The committee's legacy is not free of controversy. Its frank observation that corruption had become widespread and that there was "a widespread impression" of dishonesty among public servants drew sharp reactions, and its candid commentary on the conduct of ministers and the political-administrative nexus was politically sensitive in its time. Critics later noted that the CVC's original advisory, non-binding character limited its effectiveness, a deficiency only partly remedied by the 2003 statute. The committee's emphasis on the disproportionate-assets test endured, but its faith in internal vigilance machinery and conduct rules has been questioned by reformers who argue that genuine independence requires an external ombudsman—precisely the logic that animated the long Lokpal campaign and the Anna Hazare movement of 2011.

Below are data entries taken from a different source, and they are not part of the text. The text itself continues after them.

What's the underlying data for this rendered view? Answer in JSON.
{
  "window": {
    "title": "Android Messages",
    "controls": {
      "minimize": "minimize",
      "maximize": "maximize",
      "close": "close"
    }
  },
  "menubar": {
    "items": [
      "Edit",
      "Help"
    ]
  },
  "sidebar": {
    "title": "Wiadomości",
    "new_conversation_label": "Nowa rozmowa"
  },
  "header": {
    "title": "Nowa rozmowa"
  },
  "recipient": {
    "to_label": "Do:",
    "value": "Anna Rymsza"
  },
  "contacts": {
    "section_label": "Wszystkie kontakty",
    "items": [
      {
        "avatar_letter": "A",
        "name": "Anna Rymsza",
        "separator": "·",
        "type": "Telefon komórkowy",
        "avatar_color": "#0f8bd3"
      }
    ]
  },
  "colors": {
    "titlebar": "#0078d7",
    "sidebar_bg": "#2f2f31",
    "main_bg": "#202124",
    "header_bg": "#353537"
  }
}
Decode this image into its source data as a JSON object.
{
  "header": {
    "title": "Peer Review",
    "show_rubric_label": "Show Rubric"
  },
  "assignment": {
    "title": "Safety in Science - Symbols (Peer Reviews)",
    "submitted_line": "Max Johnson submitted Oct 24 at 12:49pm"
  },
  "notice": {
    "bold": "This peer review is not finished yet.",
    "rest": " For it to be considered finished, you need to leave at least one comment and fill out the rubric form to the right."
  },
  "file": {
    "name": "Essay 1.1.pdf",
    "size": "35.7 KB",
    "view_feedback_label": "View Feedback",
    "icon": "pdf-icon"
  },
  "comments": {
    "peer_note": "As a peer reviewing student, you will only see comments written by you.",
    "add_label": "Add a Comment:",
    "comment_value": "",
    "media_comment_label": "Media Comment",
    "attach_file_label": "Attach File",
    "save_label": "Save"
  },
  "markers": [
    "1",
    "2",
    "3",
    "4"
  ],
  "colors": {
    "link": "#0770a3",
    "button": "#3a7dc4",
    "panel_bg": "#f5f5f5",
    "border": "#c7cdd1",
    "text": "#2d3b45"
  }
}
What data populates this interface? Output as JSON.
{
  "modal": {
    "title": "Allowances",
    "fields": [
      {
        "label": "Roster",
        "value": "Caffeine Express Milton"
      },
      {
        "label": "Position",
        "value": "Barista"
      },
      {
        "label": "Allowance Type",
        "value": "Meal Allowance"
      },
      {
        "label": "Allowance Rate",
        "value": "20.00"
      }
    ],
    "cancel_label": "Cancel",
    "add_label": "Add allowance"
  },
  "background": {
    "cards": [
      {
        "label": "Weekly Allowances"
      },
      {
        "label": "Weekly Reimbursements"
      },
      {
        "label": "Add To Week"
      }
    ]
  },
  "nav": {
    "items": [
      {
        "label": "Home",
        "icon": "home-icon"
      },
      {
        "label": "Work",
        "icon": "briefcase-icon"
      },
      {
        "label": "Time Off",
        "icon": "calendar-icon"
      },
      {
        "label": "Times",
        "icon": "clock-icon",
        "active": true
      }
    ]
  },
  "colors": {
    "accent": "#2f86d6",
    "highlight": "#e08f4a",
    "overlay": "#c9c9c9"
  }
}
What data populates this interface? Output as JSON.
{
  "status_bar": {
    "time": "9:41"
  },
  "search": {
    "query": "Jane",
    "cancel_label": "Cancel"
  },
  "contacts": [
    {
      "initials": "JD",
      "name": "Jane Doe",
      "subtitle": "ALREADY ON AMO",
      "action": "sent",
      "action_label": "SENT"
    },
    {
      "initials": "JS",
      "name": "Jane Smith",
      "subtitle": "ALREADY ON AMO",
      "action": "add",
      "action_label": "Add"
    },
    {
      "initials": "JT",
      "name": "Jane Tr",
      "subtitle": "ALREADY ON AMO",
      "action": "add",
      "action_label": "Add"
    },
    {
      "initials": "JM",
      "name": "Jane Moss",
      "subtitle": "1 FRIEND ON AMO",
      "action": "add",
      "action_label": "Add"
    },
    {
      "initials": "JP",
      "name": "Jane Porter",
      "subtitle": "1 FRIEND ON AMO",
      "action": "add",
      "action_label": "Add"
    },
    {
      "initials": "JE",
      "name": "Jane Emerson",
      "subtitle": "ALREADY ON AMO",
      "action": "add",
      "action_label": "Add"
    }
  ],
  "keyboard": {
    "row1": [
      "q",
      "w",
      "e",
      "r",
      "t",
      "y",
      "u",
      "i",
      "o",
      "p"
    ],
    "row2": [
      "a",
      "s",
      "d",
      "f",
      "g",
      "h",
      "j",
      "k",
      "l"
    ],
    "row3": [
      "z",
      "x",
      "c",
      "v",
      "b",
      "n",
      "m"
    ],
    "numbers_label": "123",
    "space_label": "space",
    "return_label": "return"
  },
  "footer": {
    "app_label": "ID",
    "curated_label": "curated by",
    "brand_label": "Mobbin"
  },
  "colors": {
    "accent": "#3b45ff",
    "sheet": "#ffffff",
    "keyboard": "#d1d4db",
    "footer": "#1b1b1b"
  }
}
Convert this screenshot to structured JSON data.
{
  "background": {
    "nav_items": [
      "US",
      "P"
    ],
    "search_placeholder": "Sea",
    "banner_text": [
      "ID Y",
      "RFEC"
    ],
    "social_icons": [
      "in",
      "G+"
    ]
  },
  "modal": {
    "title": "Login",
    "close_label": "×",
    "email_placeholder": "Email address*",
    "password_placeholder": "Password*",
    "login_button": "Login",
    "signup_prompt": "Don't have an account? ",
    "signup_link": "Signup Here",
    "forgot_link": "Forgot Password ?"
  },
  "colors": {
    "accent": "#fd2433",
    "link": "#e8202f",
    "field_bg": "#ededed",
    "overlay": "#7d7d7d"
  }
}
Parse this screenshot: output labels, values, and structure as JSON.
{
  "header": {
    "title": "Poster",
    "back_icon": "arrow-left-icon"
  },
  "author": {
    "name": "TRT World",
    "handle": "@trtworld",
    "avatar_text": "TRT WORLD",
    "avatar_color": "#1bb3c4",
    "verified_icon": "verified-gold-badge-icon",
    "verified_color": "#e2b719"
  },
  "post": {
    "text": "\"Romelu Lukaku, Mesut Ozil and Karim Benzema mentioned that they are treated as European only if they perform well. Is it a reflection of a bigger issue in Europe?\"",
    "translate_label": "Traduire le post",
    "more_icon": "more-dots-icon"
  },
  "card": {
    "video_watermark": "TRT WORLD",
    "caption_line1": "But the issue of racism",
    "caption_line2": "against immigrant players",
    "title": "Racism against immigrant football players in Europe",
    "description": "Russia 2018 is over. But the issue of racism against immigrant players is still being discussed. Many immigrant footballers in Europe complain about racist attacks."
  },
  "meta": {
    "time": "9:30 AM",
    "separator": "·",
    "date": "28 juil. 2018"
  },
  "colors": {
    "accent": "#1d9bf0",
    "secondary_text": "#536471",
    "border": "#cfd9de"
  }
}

For the working practitioner—the desk officer drafting a vigilance reference, the researcher mapping India's integrity architecture, or the candidate preparing for the Union Public Service Commission's General Studies Paper II on governance and accountability—the Santhanam Committee marks the foundational moment of India's institutional anti-corruption framework. Understanding it clarifies why the CVC exists, why Chief Vigilance Officers populate every central ministry, and how the disproportionate-assets offence entered Indian criminal law. It also frames the trajectory from a 1964 executive resolution to the 2003 statutory commission and the 2013 Lokpal, allowing the analyst to situate contemporary debates about agency independence and prosecutorial sanction within a continuous sixty-year institutional history.
Example
Acting on the Santhanam Committee's report, the Government of India established the Central Vigilance Commission on 11 February 1964, appointing Nittoor Srinivasa Rau as the first Central Vigilance Commissioner.
Frequently asked questions
Its most consequential recommendation was the creation of a Central Vigilance Commission to supervise and advise on vigilance work across central government agencies. The government acted on this in 1964, and the body acquired statutory status under the Central Vigilance Commission Act, 2003.